Je connais bien la difficulté, pour l'avoir vécue : il m'a fallu dix ans pour m'en sortir, pour retrouver des moyens de subsistance, une vie normale - et je sais bien que, comme vous le suggérez, on peut continuer à se prostituer pour la simple et bonne raison qu'on ne sait pas comment vivre autrement ; bien des prostituées me disent qu'elles ne voient pas comment elles gagneraient leur vie autrement : c'est l'une des principales difficultés à surmonter pour s'en sortir. Lorsque j'ai arrêté, j'ai dû réapprendre à vivre avec le minimum. Brutalement je n'avais plus d'argent, mais toujours des charges. J'ai compté pièce par pièce le peu qu'il me restait, jusqu'aux centimes. Et c'est bien parce que je connais ces difficultés que je témoigne devant vous.
Si je souhaite l'intervention de la loi, c'est moins pour « sauver » les prostituées d'aujourd'hui que pour aider les nouvelles générations à ne pas tomber dans la prostitution.
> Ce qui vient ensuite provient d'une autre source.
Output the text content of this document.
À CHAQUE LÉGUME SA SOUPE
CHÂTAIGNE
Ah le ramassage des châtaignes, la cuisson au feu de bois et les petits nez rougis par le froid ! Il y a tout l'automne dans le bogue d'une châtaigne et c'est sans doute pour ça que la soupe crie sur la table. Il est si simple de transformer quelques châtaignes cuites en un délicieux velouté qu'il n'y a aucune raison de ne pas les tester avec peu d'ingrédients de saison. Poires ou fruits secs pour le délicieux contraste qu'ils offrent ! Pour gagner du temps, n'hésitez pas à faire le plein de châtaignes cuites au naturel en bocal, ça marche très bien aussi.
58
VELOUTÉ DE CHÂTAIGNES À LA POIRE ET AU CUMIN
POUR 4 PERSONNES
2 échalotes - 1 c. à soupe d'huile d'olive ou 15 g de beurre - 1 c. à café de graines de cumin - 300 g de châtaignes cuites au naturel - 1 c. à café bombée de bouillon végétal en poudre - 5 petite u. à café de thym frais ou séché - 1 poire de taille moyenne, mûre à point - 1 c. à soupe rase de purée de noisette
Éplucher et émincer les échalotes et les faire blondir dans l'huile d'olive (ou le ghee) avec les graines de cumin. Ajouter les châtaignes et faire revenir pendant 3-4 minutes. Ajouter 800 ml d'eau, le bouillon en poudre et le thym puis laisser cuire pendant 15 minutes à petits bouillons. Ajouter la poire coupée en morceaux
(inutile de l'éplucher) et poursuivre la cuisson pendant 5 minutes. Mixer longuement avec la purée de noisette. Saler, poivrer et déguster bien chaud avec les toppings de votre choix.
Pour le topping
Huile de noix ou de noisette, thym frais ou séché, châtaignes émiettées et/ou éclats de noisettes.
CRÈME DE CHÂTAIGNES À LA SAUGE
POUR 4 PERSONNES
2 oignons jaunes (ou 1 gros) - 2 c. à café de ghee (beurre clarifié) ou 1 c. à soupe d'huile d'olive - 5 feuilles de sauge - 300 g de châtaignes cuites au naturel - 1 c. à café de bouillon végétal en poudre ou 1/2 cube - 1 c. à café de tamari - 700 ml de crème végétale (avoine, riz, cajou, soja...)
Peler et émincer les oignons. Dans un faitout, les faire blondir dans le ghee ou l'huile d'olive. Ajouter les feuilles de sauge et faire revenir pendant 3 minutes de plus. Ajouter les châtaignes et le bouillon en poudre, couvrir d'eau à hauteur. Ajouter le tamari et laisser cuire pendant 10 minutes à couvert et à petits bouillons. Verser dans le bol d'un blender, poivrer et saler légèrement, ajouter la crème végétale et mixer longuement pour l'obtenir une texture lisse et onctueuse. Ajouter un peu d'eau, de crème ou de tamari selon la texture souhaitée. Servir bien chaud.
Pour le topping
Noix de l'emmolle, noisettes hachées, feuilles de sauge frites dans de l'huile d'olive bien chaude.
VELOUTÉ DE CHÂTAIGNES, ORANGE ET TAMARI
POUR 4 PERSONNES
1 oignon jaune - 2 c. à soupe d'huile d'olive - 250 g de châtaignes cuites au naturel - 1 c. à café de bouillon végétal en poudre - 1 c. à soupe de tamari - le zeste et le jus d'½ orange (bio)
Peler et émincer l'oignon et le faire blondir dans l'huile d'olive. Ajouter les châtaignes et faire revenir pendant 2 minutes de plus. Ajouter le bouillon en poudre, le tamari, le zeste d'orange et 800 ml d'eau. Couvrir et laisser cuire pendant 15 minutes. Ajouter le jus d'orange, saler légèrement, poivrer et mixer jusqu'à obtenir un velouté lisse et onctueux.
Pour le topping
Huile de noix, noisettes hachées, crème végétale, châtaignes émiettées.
A-t-on le droit de vendre son corps, comme vous le dites ? Peut-être, mais est-ce que cela donne le droit à quelqu'un de l'acheter ? Je ne le crois pas ! Si la loi que vous proposez aujourd'hui avait existé quand j'ai commencé à me prostituer, je crois que je ne serais jamais tombée dedans.
Ensuite, comme je l'ai déjà dit, il faut mettre le plus de moyens possibles sur le terrain, pour informer les prostituées de leurs droits - et il faut le faire vite, il y a urgence !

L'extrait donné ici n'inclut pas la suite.